Emma grana przez Marię Palm jest młodą, chudą nastolatką zamieszkującą prowincjonalne miasto francuskie. W szkole ją wytykają, bo jest szczupła, kończyny ma jak patyczki, a piersi małe. Ma chłopaka, ale jakiejś wielkiej miłości w tym związku nie widać, przynajmniej ze strony Emmy. Dziewczyna marzy natomiast o wyrwaniu się z grajdołka i karierze w Paryżu.
I do pewnego momentu jej się to udaje. Jedzie do stolicy, dostaje pokój ze wspomnianą Polką, wchodzi do łóżka temu co trzeba, a jej „wieszakowa” uroda zostaje doceniona w wielkim świecie. Trochę niewiarygodne jest jak szybko udaje jej się opanować wszystkie niuanse tej pracy (a chyba nie jest to takie łatwe? – pierwsze pytanie do Kasi S.).
Cały ten film jest w zasadzie oparty na wątłych ramionach Marii Palm,
która …. niestety kładzie go po całości. Snuje się po ekranie ze smętną miną. Nie widać w niej ani ambicji zostania gwiazdą, ani dziewczyny zakochanej, ani zdeterminowanej. A scenariusz daje jej takie możliwości. Co prawda powoli się rozkręca (scenariusz, a nie aktorka), ale z czasem wchodzimy w półświatek mody, gdzie ważne jest z kim i kiedy się przespać, a mniej ważne jakie robi się miny podczas sesji.

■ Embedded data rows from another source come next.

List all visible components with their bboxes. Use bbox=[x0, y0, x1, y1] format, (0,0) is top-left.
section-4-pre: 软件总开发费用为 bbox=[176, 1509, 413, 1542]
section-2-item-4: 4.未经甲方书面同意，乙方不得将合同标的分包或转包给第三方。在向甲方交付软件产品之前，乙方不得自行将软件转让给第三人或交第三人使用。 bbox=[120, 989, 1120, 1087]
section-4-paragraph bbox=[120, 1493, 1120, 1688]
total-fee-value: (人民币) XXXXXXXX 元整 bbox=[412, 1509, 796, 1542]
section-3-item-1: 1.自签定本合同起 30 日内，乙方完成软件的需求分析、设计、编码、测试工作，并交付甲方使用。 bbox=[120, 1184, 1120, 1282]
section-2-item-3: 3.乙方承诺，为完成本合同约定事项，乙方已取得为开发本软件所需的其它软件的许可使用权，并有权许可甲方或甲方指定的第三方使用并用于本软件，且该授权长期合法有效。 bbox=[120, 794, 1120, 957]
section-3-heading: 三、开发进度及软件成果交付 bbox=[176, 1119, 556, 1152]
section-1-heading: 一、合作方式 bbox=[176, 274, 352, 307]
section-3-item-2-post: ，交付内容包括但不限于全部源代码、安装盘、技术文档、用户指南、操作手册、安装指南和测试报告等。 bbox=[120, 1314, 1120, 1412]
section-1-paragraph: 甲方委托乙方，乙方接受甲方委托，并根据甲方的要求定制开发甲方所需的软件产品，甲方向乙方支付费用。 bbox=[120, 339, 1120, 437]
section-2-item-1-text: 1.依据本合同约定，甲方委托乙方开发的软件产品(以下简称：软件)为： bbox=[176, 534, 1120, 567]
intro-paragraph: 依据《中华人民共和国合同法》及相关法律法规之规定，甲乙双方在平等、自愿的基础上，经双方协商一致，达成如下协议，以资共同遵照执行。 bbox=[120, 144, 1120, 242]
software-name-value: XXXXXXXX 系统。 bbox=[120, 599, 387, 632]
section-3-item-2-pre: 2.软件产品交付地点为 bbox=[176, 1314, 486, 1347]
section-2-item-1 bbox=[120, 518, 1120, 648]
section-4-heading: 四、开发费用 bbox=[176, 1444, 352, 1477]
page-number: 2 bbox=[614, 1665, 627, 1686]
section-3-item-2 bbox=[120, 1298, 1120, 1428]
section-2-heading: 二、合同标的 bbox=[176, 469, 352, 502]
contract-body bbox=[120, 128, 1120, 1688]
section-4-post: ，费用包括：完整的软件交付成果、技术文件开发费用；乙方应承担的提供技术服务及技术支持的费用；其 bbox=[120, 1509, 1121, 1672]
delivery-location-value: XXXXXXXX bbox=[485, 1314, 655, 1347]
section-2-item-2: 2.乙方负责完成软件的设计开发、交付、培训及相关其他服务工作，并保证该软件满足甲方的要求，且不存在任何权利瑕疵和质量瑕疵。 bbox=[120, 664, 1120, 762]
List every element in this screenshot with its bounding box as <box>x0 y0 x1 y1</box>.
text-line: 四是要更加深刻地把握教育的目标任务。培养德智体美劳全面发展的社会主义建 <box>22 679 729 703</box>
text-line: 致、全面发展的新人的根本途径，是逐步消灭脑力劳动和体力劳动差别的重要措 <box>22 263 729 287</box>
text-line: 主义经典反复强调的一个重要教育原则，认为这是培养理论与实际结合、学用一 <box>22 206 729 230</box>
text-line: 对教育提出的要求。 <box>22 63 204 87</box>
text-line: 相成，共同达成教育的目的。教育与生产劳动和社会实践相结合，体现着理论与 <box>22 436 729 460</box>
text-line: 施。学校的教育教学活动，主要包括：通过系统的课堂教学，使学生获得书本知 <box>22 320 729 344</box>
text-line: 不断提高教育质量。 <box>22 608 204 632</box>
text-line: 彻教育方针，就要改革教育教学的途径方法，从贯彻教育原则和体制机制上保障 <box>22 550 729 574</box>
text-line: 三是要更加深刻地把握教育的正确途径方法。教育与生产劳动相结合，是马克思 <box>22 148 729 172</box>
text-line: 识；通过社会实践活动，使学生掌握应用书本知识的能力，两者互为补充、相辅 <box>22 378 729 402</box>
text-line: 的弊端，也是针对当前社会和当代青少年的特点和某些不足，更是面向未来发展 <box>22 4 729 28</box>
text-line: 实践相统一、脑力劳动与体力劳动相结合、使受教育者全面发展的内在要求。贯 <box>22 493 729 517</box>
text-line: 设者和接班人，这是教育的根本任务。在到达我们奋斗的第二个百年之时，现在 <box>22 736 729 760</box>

Przy następnym spotkaniu - drugie pytanie - z naszą uroczą koleżanką z Łodzi – zaczerpniemy języka, czy w Polsce jest podobnie.
Jest w tym filmie wiele ładnie nakręconych scen (np. kipiąca erotyzmem - w basenie)
ale jest też wiele tropów do nikąd (przyjazd chłopaka z prowincji, czy też gwałt i cała zupełnie niewiarygodna końcówka z przytykiem do braku znajomości angielskiego przez francuską policję). Reżyser próbuje jeszcze się ratować niejednoznaczną ostatnią sceną, ale w pamięci pozostaje jednak nijaka główna bohaterka, i niewiele z tego filmu zostaje.
Jeżeli ktoś wyznaje zasadę, że do kina warto iść na kilka porządnie nakręconych scen – to nie będzie specjalnie zawiedziony. Ale jak ktoś oczekuje produktu pełnowartościowego – kompleksowej historii, z emocjami, przesłaniem i umiejętnie poprowadzonej – to zapewne zapamięta z Modelki tylko wychudzoną (taki ma organizm, bo może obżerać się do woli) Palm. Zresztą nie wszyscy się zgadzają z negatywną oceną jej roli TUTAJ .
Oczywiście film zupełnie inaczej może odebrać osoba mocno zakorzeniona w branży – stąd niecierpliwie czekamy na opinie naszej łódzkiej Kasi.